The Revenant is subtitled A Novel of Revenge, but that’s not really what it is. Glass wants to put a hurt on the men who abandoned him, sure, but his real motivation is actually more prosaic: He wants his stuff back. This has a way of making the subtitle seem overcooked—worse, like a promise that isn’t kept. Readers of the American novel are familiar with tales of revenge, but we want our revenges to seem larger than this one, more cosmic and unsettling. We want the hunger for vengeance to consume the avenger with unholy fire; we want to feel like the whole world will topple headlong into an abyss if the wrong goes uncorrected. Perhaps it’s unfair to hold The Revenant to that standard (I’m thinking, of course, about Moby-Dick) but novels have to be judged by the company they presume to keep, and a novel about an American man seeking retribution beyond the limits of civilization should be asking more questions than this one does. Glass never even considers the possibility that frontier justice actually weighs in favor of the men who abandoned and robbed him, and a fair argument can be made that this was exactly the case.
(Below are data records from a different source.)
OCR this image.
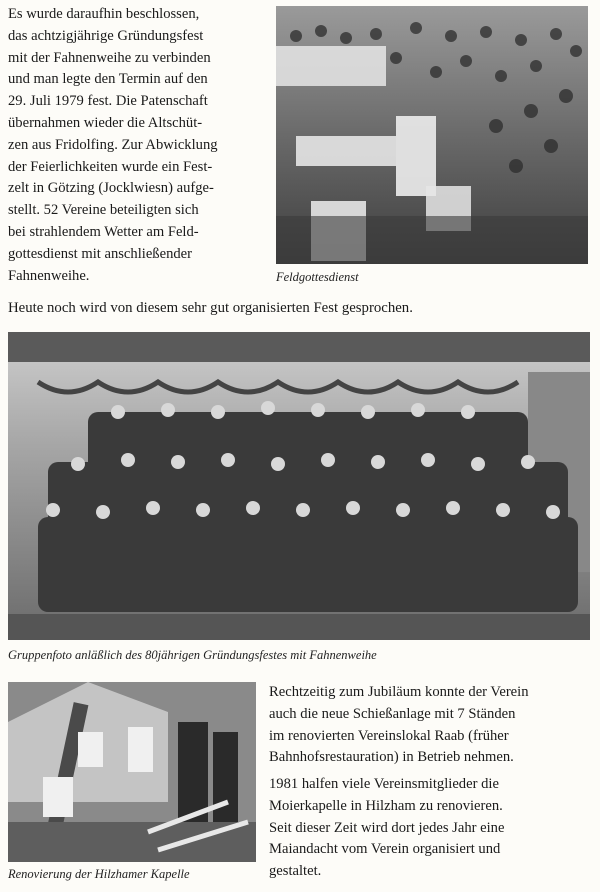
Es wurde daraufhin beschlossen,
das achtzigjährige Gründungsfest
mit der Fahnenweihe zu verbinden
und man legte den Termin auf den
29. Juli 1979 fest. Die Patenschaft
übernahmen wieder die Altschüt-
zen aus Fridolfing. Zur Abwicklung
der Feierlichkeiten wurde ein Fest-
zelt in Götzing (Jocklwiesn) aufge-
stellt. 52 Vereine beteiligten sich
bei strahlendem Wetter am Feld-
gottesdienst mit anschließender
Fahnenweihe.	Feldgottesdienst
Heute noch wird von diesem sehr gut organisierten Fest gesprochen.
Gruppenfoto anläßlich des 80jährigen Gründungsfestes mit Fahnenweihe
Renovierung der Hilzhamer Kapelle
Rechtzeitig zum Jubiläum konnte der Verein
auch die neue Schießanlage mit 7 Ständen
im renovierten Vereinslokal Raab (früher
Bahnhofsrestauration) in Betrieb nehmen.
1981 halfen viele Vereinsmitglieder die
Moierkapelle in Hilzham zu renovieren.
Seit dieser Zeit wird dort jedes Jahr eine
Maiandacht vom Verein organisiert und
gestaltet.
Even the title, The Revenant, seems out of league to the emotional and philosophical stakes raised by this story. A revenant is a ghost, which leads us to wonder if Glass fears he would somehow disappear if he failed to right the wrong he’s suffered. Are we to think an injustice, if it’s let go of, leaves its victim somehow reduced? The novel doesn’t say; worse, the character doesn’t seem interested. It’s a problem, because a title should be more than simply the coolest sounding word that can realistically be applied to what’s between the covers. The injustice Glass suffered, the revenge he seeks—why does any of it matter?
The problem is big enough for one of the book’s characters, even, to voice it. “Why did you come to the frontier?” he asks Glass. “To track down a common thief? To revel in a moment’s revenge? I thought there was more to you than that.”
There should be more to a novel, too.